Citizen Board Keeps Police In Touch

A distraught Turkish fruitseller pours out a tale of woe to a couple of police officers - one male, one female - who have just pulled up in a Volkswagen bus.

Her store apparently has been robbed, and the police are there to take down the particulars. How well do they relate to their community? Are they going to be able to do anything about this episode other than file a report? These are the questions that are being asked of the police nowadays.

The "American model" of policing may be controversial, but both advocates and critics support its emphasis on crime prevention and on making sure the officers on the beat know their community.

In the German borough of Wedding, just west of the remains of the Berlin Wall, citizens and the police have worked together to start a community anticrime board involving school officials, youth advocates, women's groups, and business leaders.

"We get everybody around the table, and when there are problems, we talk about them," says Heidemarie Fischer, a Social Democrat who serves on the interior affairs committee of the Berlin Chamber of Deputies. "All the responsible parties are there, so if we need to ask for more undercover officers to work the neighborhood, or more street workers to reach out to young people, we can get them."

Such boards have long been in existence in "Anglo-Saxon countries and in Scandinavia. But we Germans have to come along and reinvent the wheel," she says self-deprecatingly.

There have been a lot of calls for strong police action in the face of rising crime, Ms. Fischer says, "but thoughtful people know there's more to it than just that. The question is, what kind of society do we want? How do we deal with our cities? How do we prevent the development of slums?"
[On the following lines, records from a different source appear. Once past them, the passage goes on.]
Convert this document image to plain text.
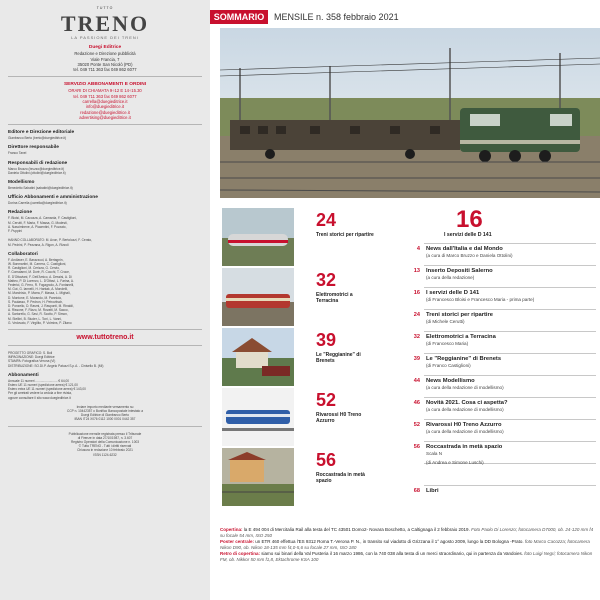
TUTTO
TRENO
LA PASSIONE DEI TRENI
Duegi Editrice
Redazione e Direzione pubblicità
Viale Francia, 7
35020 Ponte San Nicolò (PD)
tel. 049 711 363 fax 049 862 6077
SERVIZIO ABBONAMENTI E ORDINI
ORARI DI CHIAMATA 9÷12 E 14÷15.30
tel. 049 711 363 fax 049 862 6077
carrella@duegieditrice.it
info@duegieditrice.it
redazione@duegieditrice.it
advertising@duegieditrice.it
Editore e Direzione editoriale
Gianfranco Berto (berto@duegieditrice.it)
Direttore responsabile
Franco Tanel
Responsabili di redazione
Marco Bruzzo (bruzzo@duegieditrice.it)
Daniela Ottolini (ottolini@duegieditrice.it)
Modellismo
Benedetto Sabatini (sabatini@duegieditrice.it)
Ufficio Abbonamenti e amministrazione
Dorina Carrella (carrella@duegieditrice.it)
Redazione
F. Bloisi, M. Cacozza, A. Camarda, F. Castiglioni,
M. Cerutti, F. Maria, F. Massa, G. Modesti,
A. Nascimbene, A. Piacentini, F. Pozzato,
F. Puppini
HANNO COLLABORATO: M. Avon, P. Bertolozzi, F. Cerato,
M. Pedrini, P. Pezzana, A. Rigon, A. Rizzoli
Collaboratori
F. Andlaver, E. Barazzuol, A. Bertagnin,
W. Bonmartini, M. Carrera, C. Castiglioni,
R. Castiglioni, M. Cerizza, G. Cerzio,
F. Comaianni, M. Dorè, R. Cocchi, T. Croce,
E. D'Ottaviani, F. Dell'Amico, A. Dessisi, A. Di
Matteo, P. Di Lorenzo, L. D'Ottavi, L. Farina, A.
Federici, G. Ferro, R. Fogagnolo, A. Fontanelli,
M. Gut, G. Iannelli, H. Hantak, A. Mondelli,
M. Marchisio, P. Marra, F. Massa, L. Mighali,
D. Montone, E. Morando, M. Pannicio,
S. Paulasso, P. Pedron, H. Petrovitsch,
D. Ponzello, D. Rasmi, J. Rasponti, M. Rinaldi,
A. Rissone, F. Rizzo, M. Rovatti, M. Sacco,
A. Sartorello, G. Savi, R. Scotto, P. Simon,
M. Stellini, B. Studer, L. Toni, L. Vanni,
G. Vedovato, F. Virgilito, P. Volmins, P. Zitano
www.tuttotreno.it
PROGETTO GRAFICO: S. Boli
IMPAGINAZIONE: Duegi Editrice
STAMPA: Fotografica Verona (VI)
DISTRIBUZIONE: SO.DI.P. Angelo Patuzzi S.p.A. - Cinisello B. (MI)
Abbonamenti
Annuale 11 numeri ......................... € 64,00
Estero UE 11 numeri (spedizione aerea) € 121,00
Estero extra UE 11 numeri (spedizione aerea) € 143,00
Per gli arretrati vedere la cedola a fine rivista,
oppure consultare il sito www.duegieditrice.it
Inviare importo mediante versamento su
CCP n. 10442357 o Bonifico Bancopostale intestato a
Duegi Editrice di Gianfranco Berto
IBAN IT24 X076 0112 1000 0001 0442 357
Pubblicazione mensile registrata presso il Tribunale
di Firenze in data 27/10/1987, n. 3.607
Registro Operatori della Comunicazione n. 1003
© Tutto TRENO - Tutti i diritti riservati
Chiusura in redazione 10 febbraio 2021
ISSN 1124-6232
SOMMARIO	MENSILE n. 358 febbraio 2021
24
Treni storici per ripartire
32
Elettromotrici a Terracina
39
Le "Reggianine" di Brenets
52
Rivarossi H0 Treno Azzurro
56
Roccastrada in metà spazio
16
I servizi delle D 141
4 News dall'Italia e dal Mondo
(a cura di Marco Bruzzo e Daniela Ottolini)
13 Inserto Depositi Salerno
(a cura della redazione)
16 I servizi delle D 141
(di Francesco Bloisi e Francesco Maria - prima parte)
24 Treni storici per ripartire
(di Michele Cerutti)
32 Elettromotrici a Terracina
(di Francesco Maria)
39 Le "Reggianine" di Brenets
(di Franco Castiglioni)
44 News Modellismo
(a cura della redazione di modellismo)
46 Novità 2021. Cosa ci aspetta?
(a cura della redazione di modellismo)
52 Rivarossi H0 Treno Azzurro
(a cura della redazione di modellismo)
56 Roccastrada in metà spazio
Scala N
(di Andrea e Simone Luschi)
68 Libri
Copertina: la E 494 004 di Mercitalia Rail alla testa del TC 43501 Domo2- Novara Boschetto, a Caltignaga il 2 febbraio 2019. Foto Paolo Di Lorenzo; fotocamera D7000, ob. 24-120 mm f4 su focale 54 mm, ISO 250
Poster centrale: un ETR 460 effettua l'ES 9312 Roma T.-Verona P. N., in transito sul viadotto di Grizzana il 1° agosto 2009, lungo la DD Bologna -Prato. foto Marco Cacozza; fotocamera Nikon D90, ob. Nikon 18-135 mm f4,0-5,6 su focale 27 mm, ISO 180
Retro di copertina: siamo sui binari della Val Pusteria il 16 marzo 1986, con la 740 038 alla testa di un merci straordinario, qui in partenza da Vandoies. foto Luigi Negri; fotocamera Nikon FM, ob. Nikkor 50 mm f1,8, Ektachrome KSA 100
Two other experiments in community policing are to be launched at the beginning of next year in the boroughs of Neuklln and Friedrichshain. Under that experiment, 23 "service groups" will be set up, each with responsibility for security within its territory. "We call it the 'Berlin model,' " says Klaus Eisenreich, secretary and spokesman for the Berlin branch of the police union, GdP. "People are supposed to be able to see their police on the beat. And responsibility is being shifted downward - from the police headquarters to the local precinct house."